Every time you’ve wept here, in your secret grief-filled ruts,
The boab tree’s absorbed your tears, and they’ve travelled to the
nuts.
Only love as strong as yours can perform such potent magic,
And now perhaps, your mother’s loss will one day seem less
tragic.
You will always love her, of that there is no doubt,
But now she’s of the land, and in the land—you’ll never be
without.
And now if you’ll excuse me, I have a Dust Devil to find,
He went that way; I’ll make him pay for keeping me confined!’
And before Clancy can say thank you, or any other warm exchange,
The genie’s racing off toward the distant blue-tinged range.
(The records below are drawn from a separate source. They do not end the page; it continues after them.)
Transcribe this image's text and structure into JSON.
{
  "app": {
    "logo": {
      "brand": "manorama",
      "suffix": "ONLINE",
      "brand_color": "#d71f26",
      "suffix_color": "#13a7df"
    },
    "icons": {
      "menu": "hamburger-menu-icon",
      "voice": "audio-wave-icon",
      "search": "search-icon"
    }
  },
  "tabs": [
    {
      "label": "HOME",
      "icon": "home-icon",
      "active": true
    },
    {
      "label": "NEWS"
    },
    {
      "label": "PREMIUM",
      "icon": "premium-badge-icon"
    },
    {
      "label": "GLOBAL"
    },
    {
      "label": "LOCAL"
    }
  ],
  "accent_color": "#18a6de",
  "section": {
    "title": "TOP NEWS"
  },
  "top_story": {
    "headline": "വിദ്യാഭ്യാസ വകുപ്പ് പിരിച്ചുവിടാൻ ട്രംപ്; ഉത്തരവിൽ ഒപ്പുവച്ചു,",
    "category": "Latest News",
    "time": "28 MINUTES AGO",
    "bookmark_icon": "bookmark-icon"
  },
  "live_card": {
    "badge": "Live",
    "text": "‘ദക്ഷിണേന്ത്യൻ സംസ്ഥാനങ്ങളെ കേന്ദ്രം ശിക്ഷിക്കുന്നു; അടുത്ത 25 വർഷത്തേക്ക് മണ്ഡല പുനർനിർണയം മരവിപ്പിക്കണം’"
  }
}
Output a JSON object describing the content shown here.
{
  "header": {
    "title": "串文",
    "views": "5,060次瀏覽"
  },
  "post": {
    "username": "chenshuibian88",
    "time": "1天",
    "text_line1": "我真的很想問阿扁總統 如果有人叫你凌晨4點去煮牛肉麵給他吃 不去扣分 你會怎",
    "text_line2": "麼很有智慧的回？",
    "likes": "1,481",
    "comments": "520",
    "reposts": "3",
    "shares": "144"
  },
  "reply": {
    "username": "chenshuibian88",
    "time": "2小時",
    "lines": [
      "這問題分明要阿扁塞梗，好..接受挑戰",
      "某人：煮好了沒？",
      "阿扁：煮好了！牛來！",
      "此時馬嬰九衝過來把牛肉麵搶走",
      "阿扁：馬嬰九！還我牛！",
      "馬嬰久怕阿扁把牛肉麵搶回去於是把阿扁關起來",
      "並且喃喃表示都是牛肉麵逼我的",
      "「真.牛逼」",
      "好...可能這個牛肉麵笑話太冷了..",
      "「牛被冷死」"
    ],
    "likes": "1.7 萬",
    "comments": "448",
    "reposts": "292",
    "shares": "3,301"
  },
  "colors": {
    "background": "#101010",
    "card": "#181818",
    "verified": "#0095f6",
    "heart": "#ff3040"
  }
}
So Clancy takes his boab nut, and heads back to the station,
And he listens to his mother’s voice—a one-sided conversation
That flows from deep inside the nut…although he can’t quite
recollect,
Or take a guess how he came to possess this wonderous object.
And late at night when he hears his Pa cry softly in his bed,
Clancy waits until his weeping stops and snoring starts instead,
And then he takes the boab nut, and tiptoes down the hall,
And gently lays it by Pa’s head, where his pillow meets the wall.
And in the grey-wash light of morning, as they start their daily
chores.
Clancy’s father seems much happier than he did the night before.
And the boab tree still stands there, through seasons wet and
dry,
Absorbing all the feelings held in tears that people cry.
The happy tears, the sad ones, the jealous, and the hurt,
Have filtered down into its roots amid the rust-red dirt.
So if you ever see a boab tree, sit down and share your load,
For just like Clancy, you might find, a boab nut bestowed.